Starting 2019/20, Loftus Road's name will change for the first time, to Kiyan Prince Foundation Stadium. The foundation is tackling anti-social behaviour and violence among local youth.
Ever since its inauguration 115 years ago, the home of QPR has been named Loftus Road. Now the very first naming rights contract is here, changing it to Kiyan Prince Foundation Stadium from the 2019/20 season.
The shift comes as the outcome of a unique community initiative. Back in April QPR had announced giving their stadium name to a charity of supporters' choice. Fans were ale to submit nominees until May 3, then a shortlist of 5 finalists was selected and subjected to public vote. 63% of all votes went to the Kiyan Prince Foundation.
Why such strong support? Kiyan was a youth QPR player. In 2006 he was trying to stop a fight outside his school, ending up stabbed fatally. Since the tragedy his father has been campaigning to change attitudes among London youth, where cases of such violence aren't rare. Only this year in the British capital there were 39 fatal stabbings.
“I can't tell you what this means to Kiyan's mum, to me, his brothers and sisters, his friends and people who have been supporting the work we have been doing,” said Mark Prince.
“Kiyan was a very special young man. We hear many stories about his kindness and good nature so to have the Kiyan Prince Foundation Stadium at a place where his skills were honed is a dream come true.”
Another change in the air?
By the way, we should mention that today the first phase of public consultation ends on what might end up being QPR's new stadium. Linford Christie Stadium (LCS) future is being decided. Once all feedback is evaluated, more detailed proposals will be drawn and subjected to a second public review.
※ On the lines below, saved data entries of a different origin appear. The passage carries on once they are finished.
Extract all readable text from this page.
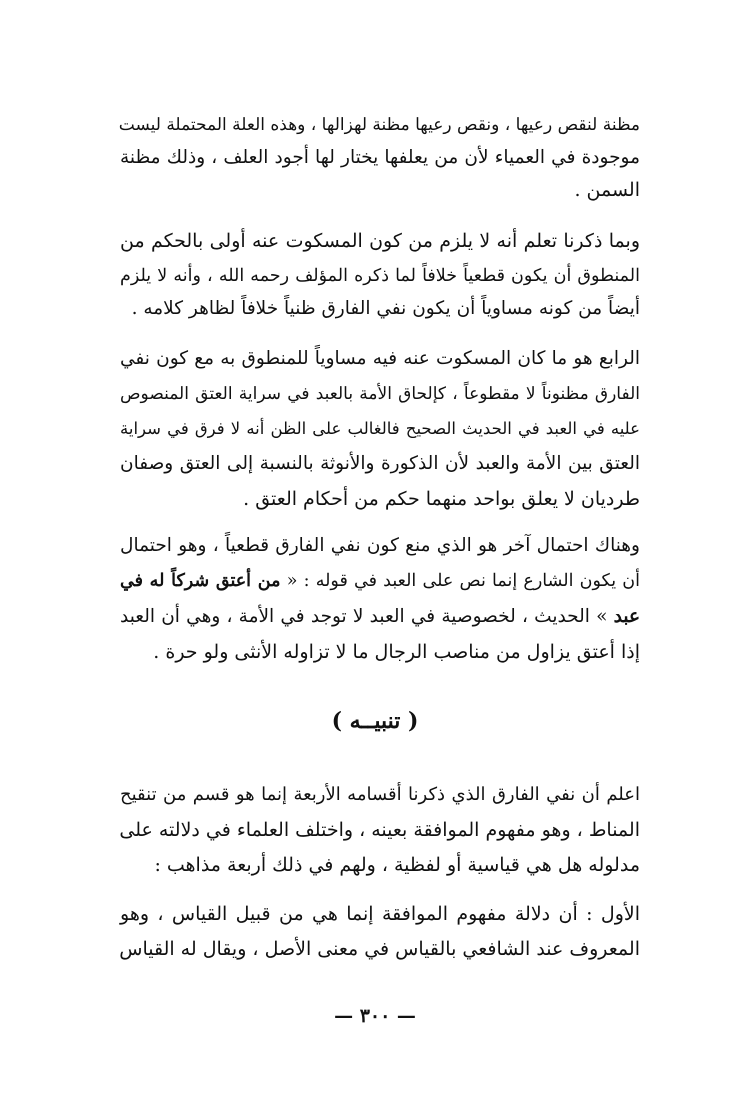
مظنة لنقص رعيها ، ونقص رعيها مظنة لهزالها ، وهذه العلة المحتملة ليست

موجودة في العمياء لأن من يعلفها يختار لها أجود العلف ، وذلك مظنة

السمن .

وبما ذكرنا تعلم أنه لا يلزم من كون المسكوت عنه أولى بالحكم من

المنطوق أن يكون قطعياً خلافاً لما ذكره المؤلف رحمه الله ، وأنه لا يلزم

أيضاً من كونه مساوياً أن يكون نفي الفارق ظنياً خلافاً لظاهر كلامه .

الرابع هو ما كان المسكوت عنه فيه مساوياً للمنطوق به مع كون نفي

الفارق مظنوناً لا مقطوعاً ، كإلحاق الأمة بالعبد في سراية العتق المنصوص

عليه في العبد في الحديث الصحيح فالغالب على الظن أنه لا فرق في سراية

العتق بين الأمة والعبد لأن الذكورة والأنوثة بالنسبة إلى العتق وصفان

طرديان لا يعلق بواحد منهما حكم من أحكام العتق .

وهناك احتمال آخر هو الذي منع كون نفي الفارق قطعياً ، وهو احتمال

أن يكون الشارع إنما نص على العبد في قوله : « من أعتق شركاً له في

عبد » الحديث ، لخصوصية في العبد لا توجد في الأمة ، وهي أن العبد

إذا أعتق يزاول من مناصب الرجال ما لا تزاوله الأنثى ولو حرة .

( تنبيــه )

اعلم أن نفي الفارق الذي ذكرنا أقسامه الأربعة إنما هو قسم من تنقيح

المناط ، وهو مفهوم الموافقة بعينه ، واختلف العلماء في دلالته على

مدلوله هل هي قياسية أو لفظية ، ولهم في ذلك أربعة مذاهب :

الأول : أن دلالة مفهوم الموافقة إنما هي من قبيل القياس ، وهو

المعروف عند الشافعي بالقياس في معنى الأصل ، ويقال له القياس

— ٣٠٠ —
QPR's dream is to transform LCS into a 30,000-capacity football stadium. However, a feasibility study for the site delivered by Populous sees other options more favourably. The options analysed were status quo with renovation only, expansion of the athletics stadium by further leisure and commercial features or delivery of a new 35,000-45,000 stadium with varying levels of non-sporting features.